Enhanced Relational Graph Convolution Network
Our model is written in Python3 and need install PyTorch and DGL before starting.
We collect 6 common datasets for entity prediction tasks, they are in the document data. Preprocessing datasets(i.e. WIKI) before training via the following code:
python get_data_history.py -d WIKI
Then, training the global model:
python pretrain.py -d WIKI --dropout 0.2 --h_dim 200 --max_epochs 250 --seq_len 5 --lr 0.001 --batch_size 96 --gpu 0
Notice of the hyper-parameters:
-d dataset_name
--dropout dropout_rate
--h_dim the length of embedding
--max_epochs Iterations
--seq_len the depth of historical information used in the model
--lr learning rate
--batch_size batch size
--gpu number of GPU
Then, training the ERGCN model:
python train.py -d WIKI --dropout 0.2 --h_dim 200 --max_epochs 20 --seq_len 5 --lr 0.002 --batch_size 1024 --reverse False --alpha 0.1 --layers 2 --name 1
notation of the new commands:
--reverse :means the direction of training. If FALSE, the model uses the subjects and relation types to predict the objects in the Temporal Knowledge Graphs, vice versa.
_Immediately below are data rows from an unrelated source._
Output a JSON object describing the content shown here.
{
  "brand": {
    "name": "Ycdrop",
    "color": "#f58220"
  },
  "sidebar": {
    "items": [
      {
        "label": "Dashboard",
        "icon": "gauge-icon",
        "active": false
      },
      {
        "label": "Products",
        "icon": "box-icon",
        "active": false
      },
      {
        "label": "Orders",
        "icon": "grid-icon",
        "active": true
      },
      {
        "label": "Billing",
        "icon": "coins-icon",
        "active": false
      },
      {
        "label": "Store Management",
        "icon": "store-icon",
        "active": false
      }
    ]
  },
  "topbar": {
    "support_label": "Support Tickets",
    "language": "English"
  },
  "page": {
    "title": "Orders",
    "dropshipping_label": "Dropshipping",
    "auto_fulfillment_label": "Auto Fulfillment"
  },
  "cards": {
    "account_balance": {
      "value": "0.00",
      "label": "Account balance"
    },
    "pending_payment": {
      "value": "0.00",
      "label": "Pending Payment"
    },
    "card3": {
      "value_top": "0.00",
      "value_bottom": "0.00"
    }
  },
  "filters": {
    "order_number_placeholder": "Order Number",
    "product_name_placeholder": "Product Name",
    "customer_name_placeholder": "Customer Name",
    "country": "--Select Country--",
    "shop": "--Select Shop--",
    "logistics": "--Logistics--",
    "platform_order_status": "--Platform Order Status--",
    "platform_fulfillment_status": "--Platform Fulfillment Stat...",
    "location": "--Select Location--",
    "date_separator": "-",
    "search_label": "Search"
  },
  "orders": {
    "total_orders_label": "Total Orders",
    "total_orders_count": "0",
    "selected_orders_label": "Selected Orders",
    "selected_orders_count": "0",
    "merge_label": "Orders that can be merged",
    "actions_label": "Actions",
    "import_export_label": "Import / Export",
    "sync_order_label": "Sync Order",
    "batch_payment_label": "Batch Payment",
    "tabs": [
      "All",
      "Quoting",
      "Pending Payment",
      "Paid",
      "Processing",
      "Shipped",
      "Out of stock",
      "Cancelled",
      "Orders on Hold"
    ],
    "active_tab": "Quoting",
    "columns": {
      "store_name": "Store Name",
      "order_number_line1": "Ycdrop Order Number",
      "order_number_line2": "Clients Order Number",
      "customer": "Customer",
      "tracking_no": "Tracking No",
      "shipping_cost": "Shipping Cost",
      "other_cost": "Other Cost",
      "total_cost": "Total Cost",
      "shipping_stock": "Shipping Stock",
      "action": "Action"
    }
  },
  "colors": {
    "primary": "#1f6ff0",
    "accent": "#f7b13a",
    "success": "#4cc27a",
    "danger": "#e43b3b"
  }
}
--alpha :means the balance weight between loss1 and loss2
--layers :means the rippled layer size of nieghbor nodes around the source node. If the --layers is less than the layer number of ERGCN block used in the model, the further layer of ERGCN block will not update new features of the node from its neighbor nodes in the aggregator.
--name :used for naming the saved model types(use int, not str).
After training, we can start testing:
python test.py -d WIKI --filter 0 --name 1
notation of the new commands:
--filter :metric for testing. If zero, print the raw results. Else, print the results with ground truth.
Notice that the command --name should be the same in the training set.